I’m pleased to announce the publication of my new peer-reviewed article in the Student Engagement in Higher Education Journal (SEHEJ), co-authored with Lili Ly:

👉 Read the full article here

“Beyond voice: Re-imagining inclusion through a co-created project led by an autistic student” is rooted in my experience as student lead on a UCL ChangeMakers project. The work set out to redesign the postgraduate admissions interview process, but its wider significance lies in how it re-frames co-production and inclusion in higher education.

Why this matters

Too often, co-creation is treated as consultation: students are invited to contribute but within frameworks already defined by staff. Our project turned that model upside down. By placing autistic lived experience at the centre, we demonstrated that:

  • Lived experience can be recognised as leadership, not only feedback.
  • Inclusion works best when it is structural redesign, not just individual accommodation.
  • Power must be intentionally shared between students and staff.

Outcomes and impact

The ChangeMakers project didn’t just result in a fairer interview process for postgraduate applicants. It showed how student-led co-creation can produce structural changes that benefit everyone. Clearer interview structures, advance access to questions, and more flexible formats improved the process for all candidates, not only neurodivergent ones.
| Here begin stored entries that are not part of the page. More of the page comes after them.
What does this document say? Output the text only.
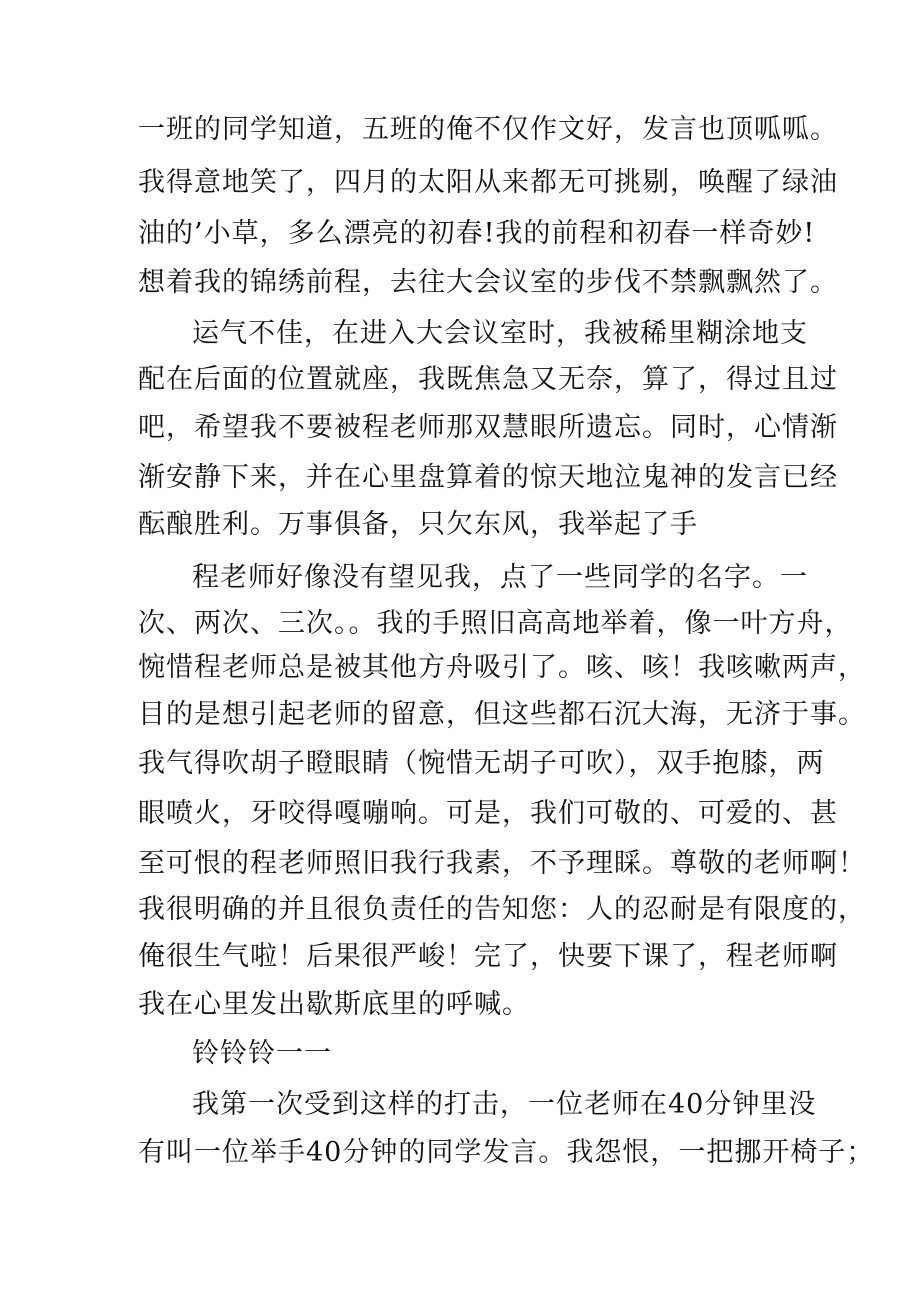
一班的同学知道，五班的俺不仅作文好，发言也顶呱呱。
我得意地笑了，四月的太阳从来都无可挑剔，唤醒了绿油
油的’小草，多么漂亮的初春!我的前程和初春一样奇妙!
想着我的锦绣前程，去往大会议室的步伐不禁飘飘然了。
运气不佳，在进入大会议室时，我被稀里糊涂地支
配在后面的位置就座，我既焦急又无奈，算了，得过且过
吧，希望我不要被程老师那双慧眼所遗忘。同时，心情渐
渐安静下来，并在心里盘算着的惊天地泣鬼神的发言已经
酝酿胜利。万事俱备，只欠东风，我举起了手
程老师好像没有望见我，点了一些同学的名字。一
次、两次、三次。。我的手照旧高高地举着，像一叶方舟，
惋惜程老师总是被其他方舟吸引了。咳、咳！我咳嗽两声，
目的是想引起老师的留意，但这些都石沉大海，无济于事。
我气得吹胡子瞪眼睛（惋惜无胡子可吹），双手抱膝，两
眼喷火，牙咬得嘎嘣响。可是，我们可敬的、可爱的、甚
至可恨的程老师照旧我行我素，不予理睬。尊敬的老师啊！
我很明确的并且很负责任的告知您：人的忍耐是有限度的，
俺很生气啦！后果很严峻！完了，快要下课了，程老师啊
我在心里发出歇斯底里的呼喊。
铃铃铃一一
我第一次受到这样的打击，一位老师在40分钟里没
有叫一位举手40分钟的同学发言。我怨恨，一把挪开椅子；
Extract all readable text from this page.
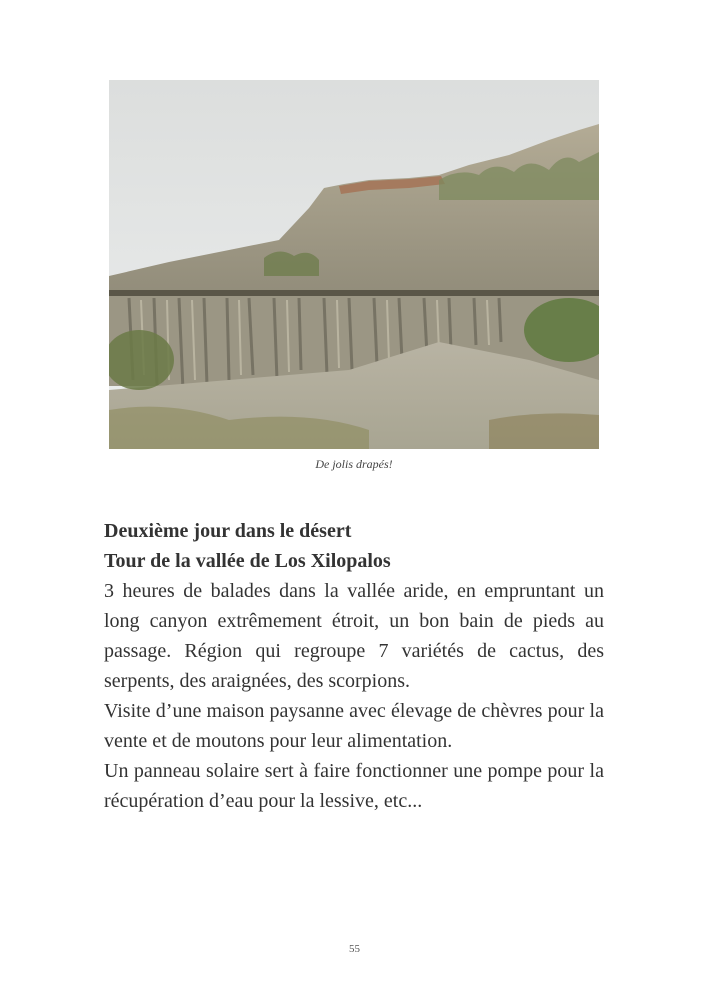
De jolis drapés!

Deuxième jour dans le désert

Tour de la vallée de Los Xilopalos

3 heures de balades dans la vallée aride, en empruntant un long canyon extrêmement étroit, un bon bain de pieds au passage. Région qui regroupe 7 variétés de cactus, des serpents, des araignées, des scorpions.

Visite d’une maison paysanne avec élevage de chèvres pour la vente et de moutons pour leur alimentation.

Un panneau solaire sert à faire fonctionner une pompe pour la récupération d’eau pour la lessive, etc...

55
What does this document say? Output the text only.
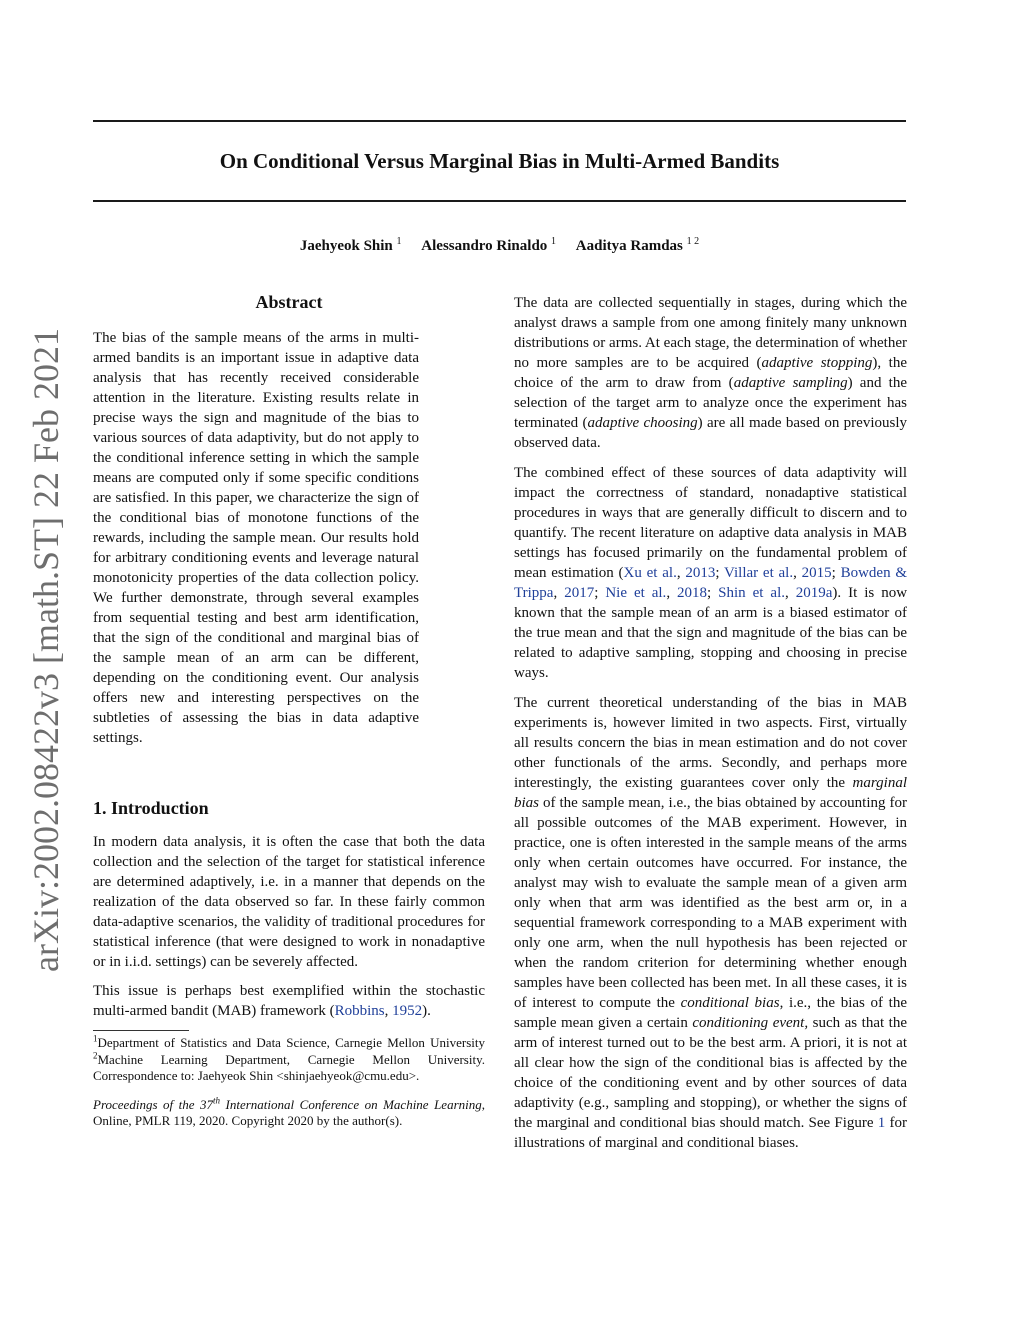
arXiv:2002.08422v3 [math.ST] 22 Feb 2021
On Conditional Versus Marginal Bias in Multi-Armed Bandits
Jaehyeok Shin $^1$ Alessandro Rinaldo $^1$ Aaditya Ramdas $^{1 2}$
Abstract

The bias of the sample means of the arms in multi-armed bandits is an important issue in adaptive data analysis that has recently received considerable attention in the literature. Existing results relate in precise ways the sign and magnitude of the bias to various sources of data adaptivity, but do not apply to the conditional inference setting in which the sample means are computed only if some specific conditions are satisfied. In this paper, we characterize the sign of the conditional bias of monotone functions of the rewards, including the sample mean. Our results hold for arbitrary conditioning events and leverage natural monotonicity properties of the data collection policy. We further demonstrate, through several examples from sequential testing and best arm identification, that the sign of the conditional and marginal bias of the sample mean of an arm can be different, depending on the conditioning event. Our analysis offers new and interesting perspectives on the subtleties of assessing the bias in data adaptive settings.

1. Introduction

In modern data analysis, it is often the case that both the data collection and the selection of the target for statistical inference are determined adaptively, i.e. in a manner that depends on the realization of the data observed so far. In these fairly common data-adaptive scenarios, the validity of traditional procedures for statistical inference (that were designed to work in nonadaptive or in i.i.d. settings) can be severely affected.

This issue is perhaps best exemplified within the stochastic multi-armed bandit (MAB) framework (Robbins, 1952).

$^1$Department of Statistics and Data Science, Carnegie Mellon University $^2$Machine Learning Department, Carnegie Mellon University. Correspondence to: Jaehyeok Shin <shinjaehyeok@cmu.edu>.

Proceedings of the 37th International Conference on Machine Learning, Online, PMLR 119, 2020. Copyright 2020 by the author(s).

The data are collected sequentially in stages, during which the analyst draws a sample from one among finitely many unknown distributions or arms. At each stage, the determination of whether no more samples are to be acquired (adaptive stopping), the choice of the arm to draw from (adaptive sampling) and the selection of the target arm to analyze once the experiment has terminated (adaptive choosing) are all made based on previously observed data.

The combined effect of these sources of data adaptivity will impact the correctness of standard, nonadaptive statistical procedures in ways that are generally difficult to discern and to quantify. The recent literature on adaptive data analysis in MAB settings has focused primarily on the fundamental problem of mean estimation (Xu et al., 2013; Villar et al., 2015; Bowden & Trippa, 2017; Nie et al., 2018; Shin et al., 2019a). It is now known that the sample mean of an arm is a biased estimator of the true mean and that the sign and magnitude of the bias can be related to adaptive sampling, stopping and choosing in precise ways.

The current theoretical understanding of the bias in MAB experiments is, however limited in two aspects. First, virtually all results concern the bias in mean estimation and do not cover other functionals of the arms. Secondly, and perhaps more interestingly, the existing guarantees cover only the marginal bias of the sample mean, i.e., the bias obtained by accounting for all possible outcomes of the MAB experiment. However, in practice, one is often interested in the sample means of the arms only when certain outcomes have occurred. For instance, the analyst may wish to evaluate the sample mean of a given arm only when that arm was identified as the best arm or, in a sequential framework corresponding to a MAB experiment with only one arm, when the null hypothesis has been rejected or when the random criterion for determining whether enough samples have been collected has been met. In all these cases, it is of interest to compute the conditional bias, i.e., the bias of the sample mean given a certain conditioning event, such as that the arm of interest turned out to be the best arm. A priori, it is not at all clear how the sign of the conditional bias is affected by the choice of the conditioning event and by other sources of data adaptivity (e.g., sampling and stopping), or whether the signs of the marginal and conditional bias should match. See Figure 1 for illustrations of marginal and conditional biases.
This project offers a transferable model of inclusive practice: one where universities move beyond asking students to adapt, and instead adapt their systems to reflect diverse ways of communicating, thinking, and leading.

Acknowledgements

Huge thanks to UCL ChangeMakers, the Staff Student Equity, Diversity and Inclusion (SSEDI) group at UCL and Anna Freud, and to my co-author, Lili Ly, for their partnership and support.